The wood which I scrounged I transported partly in the trunk and partly on top of our ’69 Plymouth. We had a car-top carrier that fit this car so that transporting wood on top of the car was feasible. Since disposing of that car in 1984 when we traded it in on the Mercury I haven’t collected any free firewood though I still see signs for it occasionally. One of these is the Shakespeare Festival when they dispose of scenery from their productions when the season closes in late October or early November. I have rooted around in the large dumpster to which they consign this material but the discarded material was never very good for firewood etc.

Our home here has a fireplace both upstairs and downstairs. Early in our stay here we bought a stove and had it installed downstairs on the fireplace hearth. When we bought it there were only a couple of places selling such stoves in the valley; now there are quite a few and the requirements for new stoves, and for the use of them (to avoid air pollution from particulates) have been enacted, and stiffened.

One reason for putting the stove downstairs was heat for Laurel who spent most of her time downstairs. I wonder sometimes if we were remiss in not sensing that it tended to be cool down there to be sitting around. Another instance of not being perceptive about the needs and wants of out offspring.

In recent years I have purchased firewood for the fireplace, and this plus what I have recovered from various pruning jobs around the yard has kept the fireplace supplied.

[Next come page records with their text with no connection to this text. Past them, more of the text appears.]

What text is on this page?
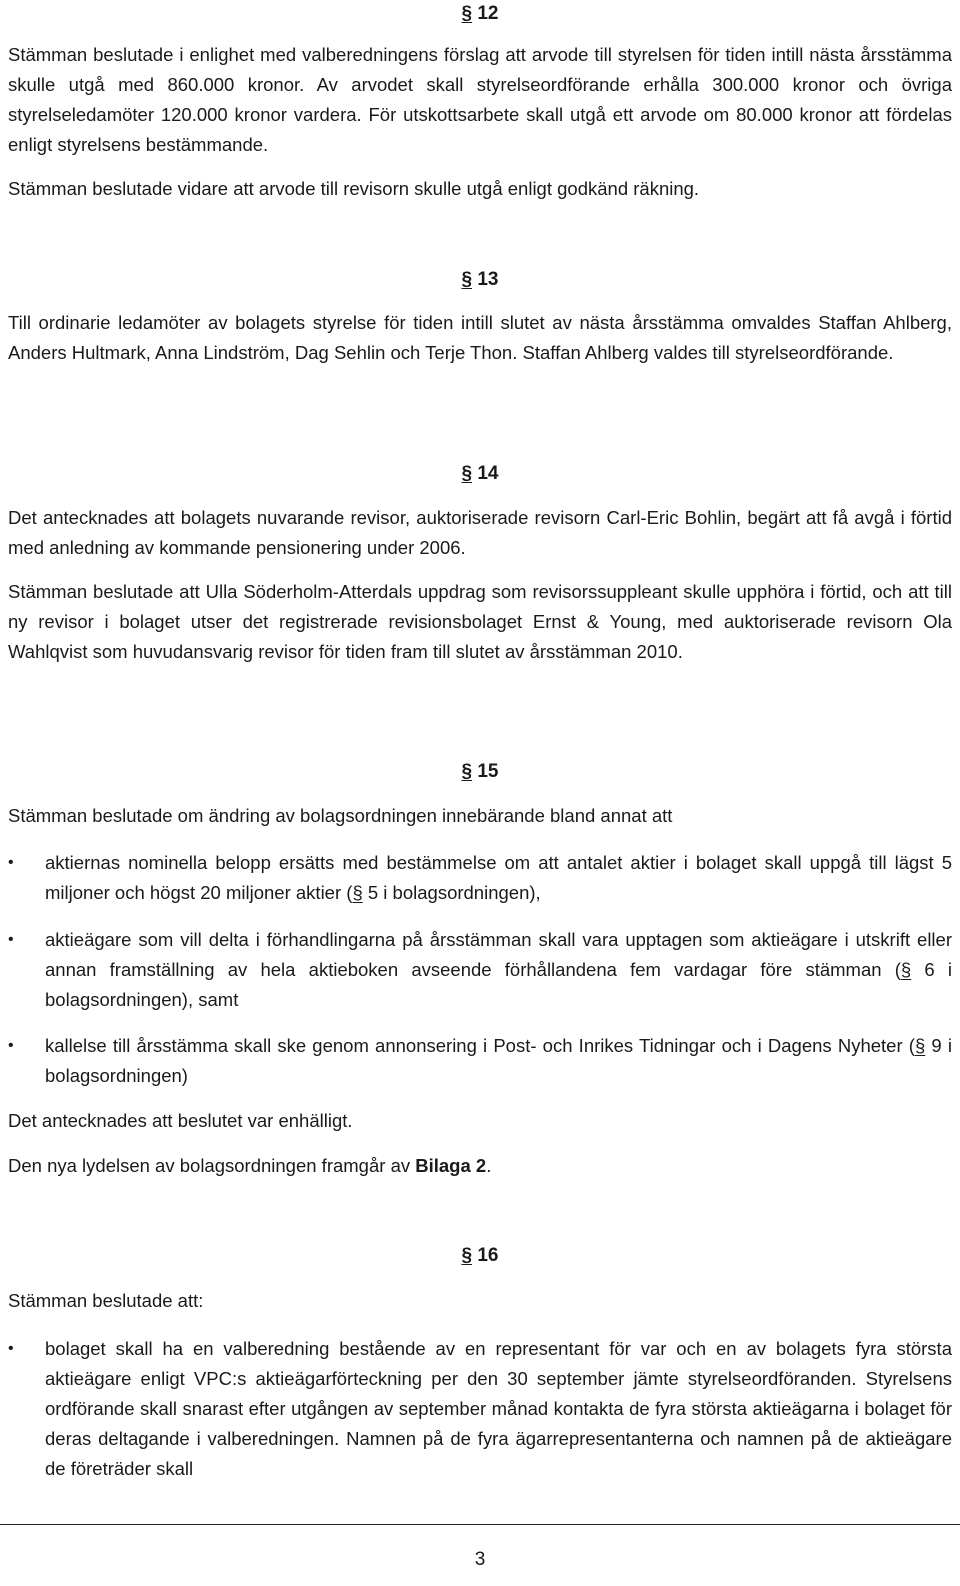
§ 12

Stämman beslutade i enlighet med valberedningens förslag att arvode till styrelsen för tiden intill nästa årsstämma skulle utgå med 860.000 kronor. Av arvodet skall styrelseordförande erhålla 300.000 kronor och övriga styrelseledamöter 120.000 kronor vardera. För utskottsarbete skall utgå ett arvode om 80.000 kronor att fördelas enligt styrelsens bestämmande.

Stämman beslutade vidare att arvode till revisorn skulle utgå enligt godkänd räkning.

§ 13

Till ordinarie ledamöter av bolagets styrelse för tiden intill slutet av nästa årsstämma omvaldes Staffan Ahlberg, Anders Hultmark, Anna Lindström, Dag Sehlin och Terje Thon. Staffan Ahlberg valdes till styrelseordförande.

§ 14

Det antecknades att bolagets nuvarande revisor, auktoriserade revisorn Carl-Eric Bohlin, begärt att få avgå i förtid med anledning av kommande pensionering under 2006.

Stämman beslutade att Ulla Söderholm-Atterdals uppdrag som revisorssuppleant skulle upphöra i förtid, och att till ny revisor i bolaget utser det registrerade revisionsbolaget Ernst & Young, med auktoriserade revisorn Ola Wahlqvist som huvudansvarig revisor för tiden fram till slutet av årsstämman 2010.

§ 15

Stämman beslutade om ändring av bolagsordningen innebärande bland annat att

• aktiernas nominella belopp ersätts med bestämmelse om att antalet aktier i bolaget skall uppgå till lägst 5 miljoner och högst 20 miljoner aktier (§ 5 i bolagsordningen),

• aktieägare som vill delta i förhandlingarna på årsstämman skall vara upptagen som aktieägare i utskrift eller annan framställning av hela aktieboken avseende förhållandena fem vardagar före stämman (§ 6 i bolagsordningen), samt

• kallelse till årsstämma skall ske genom annonsering i Post- och Inrikes Tidningar och i Dagens Nyheter (§ 9 i bolagsordningen)

Det antecknades att beslutet var enhälligt.

Den nya lydelsen av bolagsordningen framgår av Bilaga 2.

§ 16

Stämman beslutade att:

• bolaget skall ha en valberedning bestående av en representant för var och en av bolagets fyra största aktieägare enligt VPC:s aktieägarförteckning per den 30 september jämte styrelseordföranden. Styrelsens ordförande skall snarast efter utgången av september månad kontakta de fyra största aktieägarna i bolaget för deras deltagande i valberedningen. Namnen på de fyra ägarrepresentanterna och namnen på de aktieägare de företräder skall

3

Jean likes to have a fire in the evenings so she can sit and read and keep warm in front of it. Over the time we’ve used it here in Ashland I’ve developed a way of laying the fire so that it will burn rather slowly for the three hours or so when we want it going. The way I do it isn’t perfect as sometimes it burns too slowly, but almost never too fast.

In developing means to dispose of garden debris (during the time we didn’t have garbage service) I even went as far as devising a way of wrapping up small twigs in several sheets of newspaper and tying it in sort of a roll, like a log piece. These I burned in the stove downstairs, not in the fireplace. I’ve sort of discontinued this now that I’m gardening in a somewhat more lackadaisical manner.

Mostly what I’ve used to stoke the stove downstairs (when I’m downstairs at my desk in the colder months) is old newspapers. In recent years we have subscribed to three newspapers — the Wall Street Journal, the Medford Mail Tribune and the Daily Tidings — and the discarded newspapers accumulated rapidly and of course during much of the year they aren’t used up at all so they accumulate even faster. We could dispose of these to recycling except that often there seems to be a glut in the old newspaper market; I sort of feel that using them for fuel for warmth isn’t such a bad way of getting rid of them.

Our supply of old newspapers was enhanced when I was collecting the old San Francisco Chronicles and Los Angeles Times from the college library. This would practically double the supply we had from subscriptions. I’d leaf through the two newspapers for the crossword puzzles, pictures and any articles that might catch my eye. This source of old newspapers stopped when I had my heart attack and subsequent surgery, I couldn’t collect them as I did before and now that I am recovering I don’t seem to have the time to go through them. The last stack that I picked up is actually still lying on the garage floor. The day of my heart attack I had picked up a rather large accumulation at the library — in fact it was when I was carrying a bunch of the papers from the library to the car that I had the sensation of distress that was a forerunner to the attack itself.

We actually don’t burn a lot of wood in the fireplace. In recent years I’ve bought a cord of wood about every other year. For awhile I bought the firewood from a retired logger down at the end of Faith Street near Highway 66. Then he died and I’ve just called up someone advertising in the paper.